Last updated: November 2022

It is no secret that this time of year is a big challenge for people with asthma; late September is dubbed asthma "peak week." Andrea does a great job explaining this further in her post: Peak Week: Avoiding September Asthma Hospitalizations.2

I find October to be a pretty gnarly month for my asthma. I have had severe flare-ups the past four years in October, three of which I spent in the hospital. To make matters worse, my birthday falls in October, so I generally spend it either in the hospital or in my bed watching movies and doing breathing treatments. It is so much fun.

Anxiety of an impending asthma flare

There are enough articles out there about the "why" behind this time of year being rough for those with asthma, so I want to take a different angle. To me, October feels like impending doom.

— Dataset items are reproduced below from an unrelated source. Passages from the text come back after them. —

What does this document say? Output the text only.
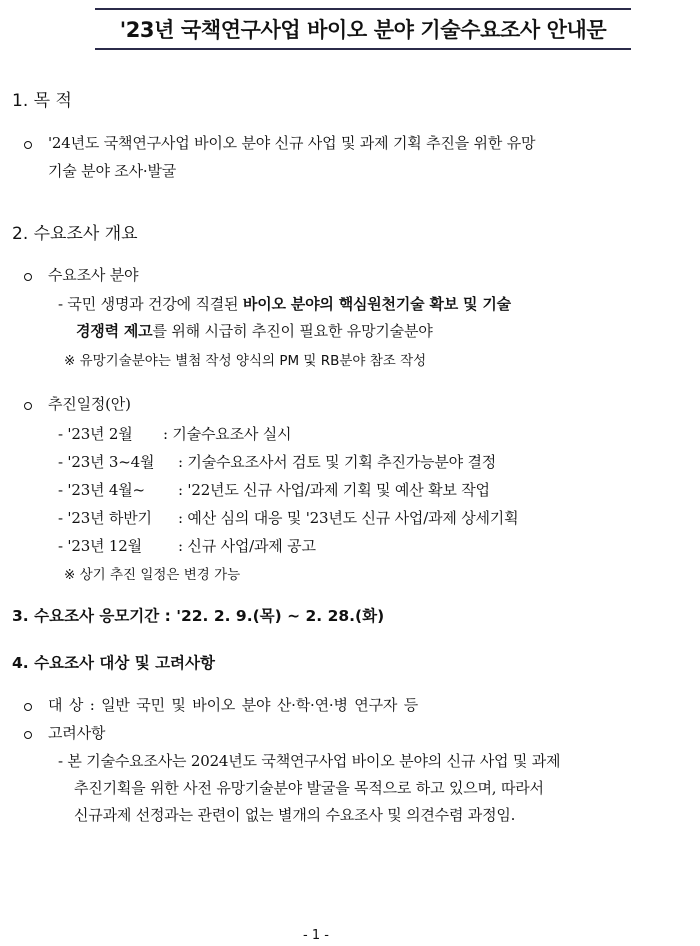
'23년 국책연구사업 바이오 분야 기술수요조사 안내문
1. 목 적
'24년도 국책연구사업 바이오 분야 신규 사업 및 과제 기획 추진을 위한 유망
기술 분야 조사·발굴
2. 수요조사 개요
수요조사 분야
- 국민 생명과 건강에 직결된 바이오 분야의 핵심원천기술 확보 및 기술
경쟁력 제고를 위해 시급히 추진이 필요한 유망기술분야
※ 유망기술분야는 별첨 작성 양식의 PM 및 RB분야 참조 작성
추진일정(안)
- '23년 2월 : 기술수요조사 실시
- '23년 3~4월 : 기술수요조사서 검토 및 기획 추진가능분야 결정
- '23년 4월~ : '22년도 신규 사업/과제 기획 및 예산 확보 작업
- '23년 하반기 : 예산 심의 대응 및 '23년도 신규 사업/과제 상세기획
- '23년 12월 : 신규 사업/과제 공고
※ 상기 추진 일정은 변경 가능
3. 수요조사 응모기간 : '22. 2. 9.(목) ~ 2. 28.(화)
4. 수요조사 대상 및 고려사항
대 상 : 일반 국민 및 바이오 분야 산·학·연·병 연구자 등
고려사항
- 본 기술수요조사는 2024년도 국책연구사업 바이오 분야의 신규 사업 및 과제
추진기획을 위한 사전 유망기술분야 발굴을 목적으로 하고 있으며, 따라서
신규과제 선정과는 관련이 없는 별개의 수요조사 및 의견수렴 과정임.
- 1 -
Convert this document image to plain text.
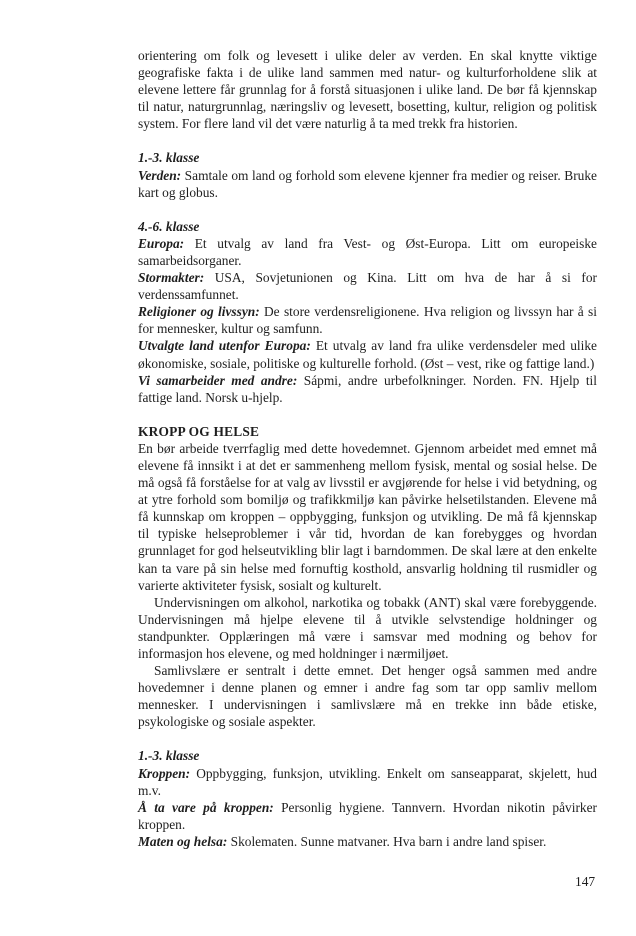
orientering om folk og levesett i ulike deler av verden. En skal knytte viktige geografiske fakta i de ulike land sammen med natur- og kulturforholdene slik at elevene lettere får grunnlag for å forstå situasjonen i ulike land. De bør få kjennskap til natur, naturgrunnlag, næringsliv og levesett, bosetting, kultur, religion og politisk system. For flere land vil det være naturlig å ta med trekk fra historien.

1.-3. klasse

Verden: Samtale om land og forhold som elevene kjenner fra medier og reiser. Bruke kart og globus.

4.-6. klasse

Europa: Et utvalg av land fra Vest- og Øst-Europa. Litt om europeiske samarbeidsorganer.

Stormakter: USA, Sovjetunionen og Kina. Litt om hva de har å si for verdenssamfunnet.

Religioner og livssyn: De store verdensreligionene. Hva religion og livssyn har å si for mennesker, kultur og samfunn.

Utvalgte land utenfor Europa: Et utvalg av land fra ulike verdensdeler med ulike økonomiske, sosiale, politiske og kulturelle forhold. (Øst – vest, rike og fattige land.)

Vi samarbeider med andre: Sápmi, andre urbefolkninger. Norden. FN. Hjelp til fattige land. Norsk u-hjelp.

KROPP OG HELSE

En bør arbeide tverrfaglig med dette hovedemnet. Gjennom arbeidet med emnet må elevene få innsikt i at det er sammenheng mellom fysisk, mental og sosial helse. De må også få forståelse for at valg av livsstil er avgjørende for helse i vid betydning, og at ytre forhold som bomiljø og trafikkmiljø kan påvirke helsetilstanden. Elevene må få kunnskap om kroppen – oppbygging, funksjon og utvikling. De må få kjennskap til typiske helseproblemer i vår tid, hvordan de kan forebygges og hvordan grunnlaget for god helseutvikling blir lagt i barndommen. De skal lære at den enkelte kan ta vare på sin helse med fornuftig kosthold, ansvarlig holdning til rusmidler og varierte aktiviteter fysisk, sosialt og kulturelt.

Undervisningen om alkohol, narkotika og tobakk (ANT) skal være forebyggende. Undervisningen må hjelpe elevene til å utvikle selvstendige holdninger og standpunkter. Opplæringen må være i samsvar med modning og behov for informasjon hos elevene, og med holdninger i nærmiljøet.

Samlivslære er sentralt i dette emnet. Det henger også sammen med andre hovedemner i denne planen og emner i andre fag som tar opp samliv mellom mennesker. I undervisningen i samlivslære må en trekke inn både etiske, psykologiske og sosiale aspekter.

1.-3. klasse

Kroppen: Oppbygging, funksjon, utvikling. Enkelt om sanseapparat, skjelett, hud m.v.

Å ta vare på kroppen: Personlig hygiene. Tannvern. Hvordan nikotin påvirker kroppen.

Maten og helsa: Skolematen. Sunne matvaner. Hva barn i andre land spiser.

147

I am sure I am not the only one who feels this way. When I flipped my calendar from September to October, I instantly felt the anxiety settle in. This fear definitely has some good evidence and reasoning behind it, but it does not make my life, or my asthma, any easier. Fear, stress, and anxiety can also be tremendous asthma triggers. It's a snowball effect: my asthma always flares in October, so I am anxious about my asthma flaring, which can cause my asthma to flare. Good times. 1

The stress of a future flare-up feels kind of like I am in a horror movie. The flare is the scary thing waiting around the corner, behind the door, under a table, etc., and I never know where it is or when it will pop up. As September reached its end, I found myself on high alert. Did I need my rescue medications even more today? Was I extra short of breath or is that just my baseline? Is that coughing fit an average one or is it a warning for something worse?

My strategies for coping

The general understanding in the asthma community when it comes to preventing flare-ups is taking your controller medications and avoiding triggers. I do not need to write about how to prevent a flare-up, but I can write about how I manage the anxieties around a future flare.

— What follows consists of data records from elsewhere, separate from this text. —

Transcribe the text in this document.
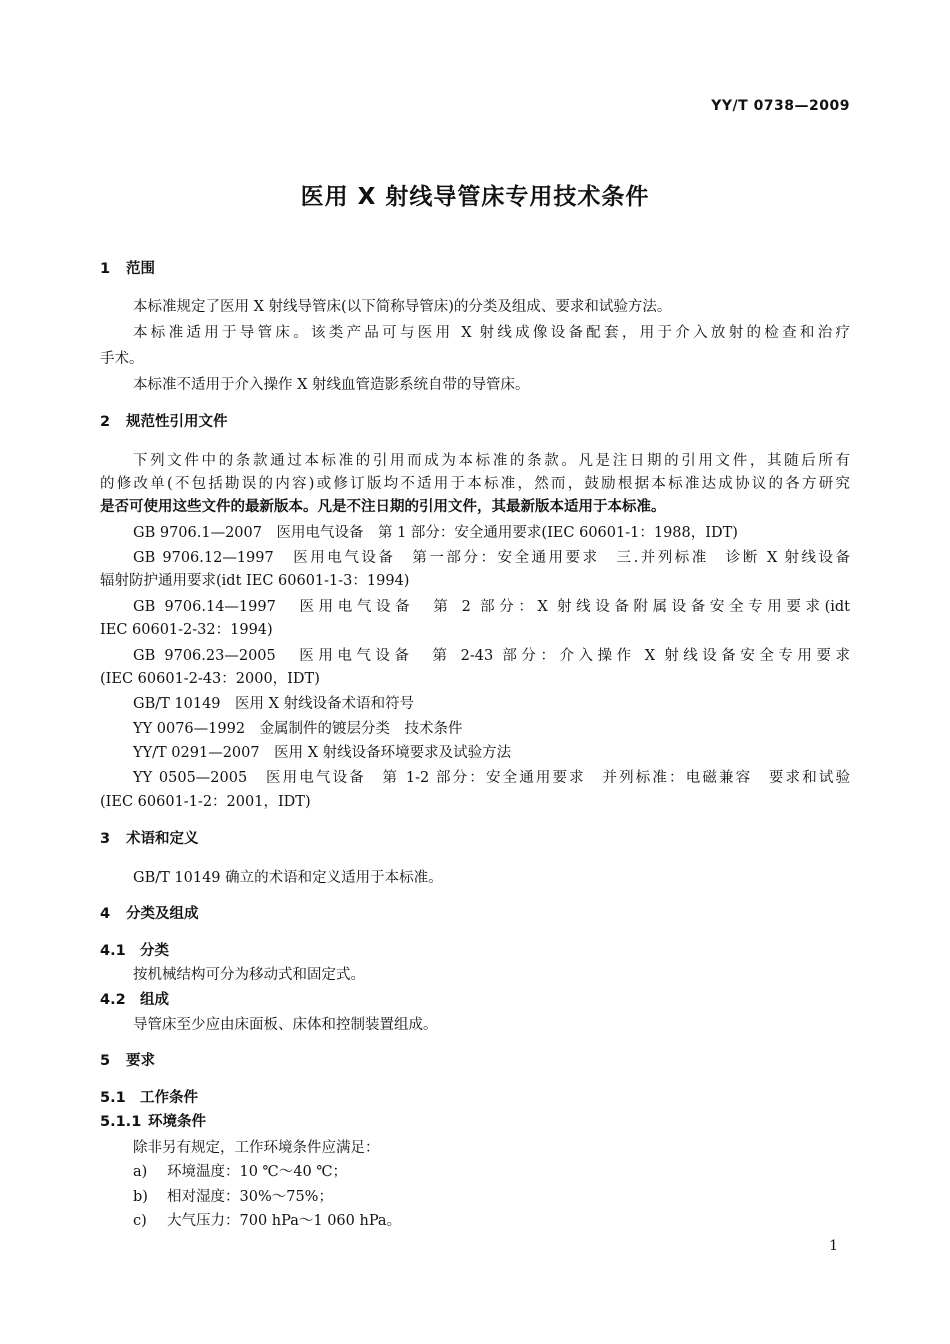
YY/T 0738—2009
医用 X 射线导管床专用技术条件
1 范围
本标准规定了医用 X 射线导管床(以下简称导管床)的分类及组成、要求和试验方法。
本标准适用于导管床。该类产品可与医用 X 射线成像设备配套，用于介入放射的检查和治疗
手术。
本标准不适用于介入操作 X 射线血管造影系统自带的导管床。
2 规范性引用文件
下列文件中的条款通过本标准的引用而成为本标准的条款。凡是注日期的引用文件，其随后所有
的修改单(不包括勘误的内容)或修订版均不适用于本标准，然而，鼓励根据本标准达成协议的各方研究
是否可使用这些文件的最新版本。凡是不注日期的引用文件，其最新版本适用于本标准。
GB 9706.1—2007　医用电气设备　第 1 部分：安全通用要求(IEC 60601-1：1988，IDT)
GB 9706.12—1997　医用电气设备　第一部分：安全通用要求　三.并列标准　诊断 X 射线设备
辐射防护通用要求(idt IEC 60601-1-3：1994)
GB 9706.14—1997　医用电气设备　第 2 部分：X 射线设备附属设备安全专用要求(idt
IEC 60601-2-32：1994)
GB 9706.23—2005　医用电气设备　第 2-43 部分：介入操作 X 射线设备安全专用要求
(IEC 60601-2-43：2000，IDT)
GB/T 10149　医用 X 射线设备术语和符号
YY 0076—1992　金属制件的镀层分类　技术条件
YY/T 0291—2007　医用 X 射线设备环境要求及试验方法
YY 0505—2005　医用电气设备　第 1-2 部分：安全通用要求　并列标准：电磁兼容　要求和试验
(IEC 60601-1-2：2001，IDT)
3 术语和定义
GB/T 10149 确立的术语和定义适用于本标准。
4 分类及组成
4.1 分类
按机械结构可分为移动式和固定式。
4.2 组成
导管床至少应由床面板、床体和控制装置组成。
5 要求
5.1 工作条件
5.1.1 环境条件
除非另有规定，工作环境条件应满足：
a) 环境温度：10 ℃～40 ℃；
b) 相对湿度：30%～75%；
c) 大气压力：700 hPa～1 060 hPa。
1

  1. If years of therapy have taught me anything, it is that worrying about things you cannot control does not change anything. If you cannot control it, then there is nothing you can do about it! You may be able to control your asthma to a certain extent by following your regimen, going to your appointments, and avoiding triggers, but outside of taking care of yourself, there is really nothing else you can do. If that's the case, and I know I'm taking care of myself exactly how I'm supposed to, then worrying about an impending flare-up won't provide any benefit and only ruins the present.
  2. Practice some relaxation techniques. Different techniques work for different people; I've never been fond of mindful breathing (hello bad lungs!) but I do enjoy sitting on the floor. It is a weird strategy, but I find it very grounding to sit on the hard floor with my back against something. You will frequently find me here coping after a pulmonology appointment or a stressful exam in school.
  3. If all else fails, I remind myself I will be okay. I am no stranger to hospital admissions, and though they are never enjoyable or easy and I have left before in worse shape than when I was admitted, but every time I have been okay. I have made it through every challenge life has thrown at me thus far - me (and my lungs!) are resilient. No matter what happens, I will be alright.

You better believe I will be using these techniques myself as I brace myself for whatever October brings. Hopefully, my March, April, June, July, and September flares were enough for the year and I can enter November unscathed!